There Is No Year - Blake Butler [25]
This time there was something wrong inside the picture. The heads of the main actors and actresses were blurred, though they had not been so the other times the son watched the film, he thought. Also, in this version, the family all kept falling down. In scenes where they’d be walking, doing things the son remembered having seen them do in scenes before, suddenly their legs would fail and they would go down, or otherwise the house around them lurched. The characters did not make reference to this happening—they went on with the scene around the blips. Sometimes the camera fell as well. Sometimes there’d be whole rooms of people falling—all of their heads blurred—actors. A scene would take place in a mall, then suddenly all the people walking and shopping and eating fast food would just hit the ground, and then they’d get right back up and keep doing what they were doing. Sometimes the people could briefly be heard talking loud, but in a language that didn’t make sense. The sky over the people would turn purple or turn reflective or begin raining ants or caterpillars out of large holes. No matter what happened no one in the movie acted any different. The son knew the film had not gone this way before. It had not lasted so many hours. The film went on and on.
The son had almost fallen asleep watching the movie before he recognized himself—saw himself right there in the movie, in a window in the background of the screen. His face, unlike the others, was not blurred. In the window the son looked frightened. The son’s hair was flattened, of a bright white. The son could not tell what the window was a part of—the shot was too close up. Several other characters with the blurred faces blocked long sections of the shot. The son felt he recognized certain bodies, the black holes of blurred mouths moving on pale heads.
In the window the son was saying something. The son couldn’t hear him through the glass and other conversation, though he could tell by the son’s lips that the son was repeating the same thing over and over. The son’s lips were cracked and kind of swollen, the same lips the son used each day to eat and drink and speak and sometimes kiss another’s skin. Then the camera moved and the son was no longer in the picture and the blurry heads inside the film went on—scenes and scenes there never-ending, and in some scenes other scenes there played in the background on little screens—and in the background of those scenes, screens too—and in those and those and those, so on.

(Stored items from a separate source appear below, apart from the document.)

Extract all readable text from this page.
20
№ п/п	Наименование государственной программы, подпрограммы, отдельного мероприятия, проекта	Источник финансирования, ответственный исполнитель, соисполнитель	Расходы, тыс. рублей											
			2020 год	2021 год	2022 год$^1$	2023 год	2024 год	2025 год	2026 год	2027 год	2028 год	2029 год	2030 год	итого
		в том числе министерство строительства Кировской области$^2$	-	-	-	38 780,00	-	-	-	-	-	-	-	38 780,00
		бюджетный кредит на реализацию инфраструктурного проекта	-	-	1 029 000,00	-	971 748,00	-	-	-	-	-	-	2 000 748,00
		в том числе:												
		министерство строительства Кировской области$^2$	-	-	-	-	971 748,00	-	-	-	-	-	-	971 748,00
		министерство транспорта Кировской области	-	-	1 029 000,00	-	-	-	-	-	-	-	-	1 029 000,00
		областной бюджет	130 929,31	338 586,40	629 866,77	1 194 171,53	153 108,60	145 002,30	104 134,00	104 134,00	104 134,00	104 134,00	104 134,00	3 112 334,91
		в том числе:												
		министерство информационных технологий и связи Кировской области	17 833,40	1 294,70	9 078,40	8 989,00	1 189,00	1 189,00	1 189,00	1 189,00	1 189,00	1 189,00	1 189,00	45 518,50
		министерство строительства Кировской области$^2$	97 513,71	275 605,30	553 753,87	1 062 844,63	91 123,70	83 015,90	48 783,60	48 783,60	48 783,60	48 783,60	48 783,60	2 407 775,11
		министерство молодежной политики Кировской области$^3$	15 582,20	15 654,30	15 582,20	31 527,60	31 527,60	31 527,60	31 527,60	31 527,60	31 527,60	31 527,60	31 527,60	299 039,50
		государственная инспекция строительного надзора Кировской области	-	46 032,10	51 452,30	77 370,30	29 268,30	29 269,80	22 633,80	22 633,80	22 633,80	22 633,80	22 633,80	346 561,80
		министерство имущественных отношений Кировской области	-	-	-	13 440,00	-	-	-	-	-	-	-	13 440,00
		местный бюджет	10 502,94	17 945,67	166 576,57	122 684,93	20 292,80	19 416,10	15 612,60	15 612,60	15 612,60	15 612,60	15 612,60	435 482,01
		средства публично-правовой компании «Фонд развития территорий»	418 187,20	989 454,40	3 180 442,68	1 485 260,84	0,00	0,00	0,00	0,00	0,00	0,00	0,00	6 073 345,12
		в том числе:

Upstairs in the son’s closet, the sealed black package rolled over on its side.
SPECIAL FRIEND
The son and the new girl quickly became special friends. They sat together in the lunchroom—no one else came near. That week the school stayed filled with screeching as the school tested the fire systems and the lights. The son could see other people talking but heard all siren. He could somewhat still hear the girl. The blinking shook his eyes. The girl paid for both their lunches. She carried both trays with one hand. The son was so hungry lately. After meals he chewed his fingernails and hair. The girl and the son had a lot in common. They both liked sleeping. They both liked knives. Some days in class the girl would stand up and put her gloved arms out and make a hum and spin around and the teachers never stopped her. Nobody ever said a word. The girl told the son there was something she had to tell him later. Sometimes the girl bought the son gifts. She gave the son a heavy book with empty pages. She gave the son a glass bead to sleep with. She gave the son lots of lengthy, pressured hugs. She said she didn’t want the son to give her anything because she liked giving so much more.
BODY DOUBLE
Sometimes at school the son would come into a classroom and find himself already seated in his assigned chair, his hair combed clean and neatly parted, a blue word sometimes plainly scrawled or stamped across his creaseless, spit-shined head.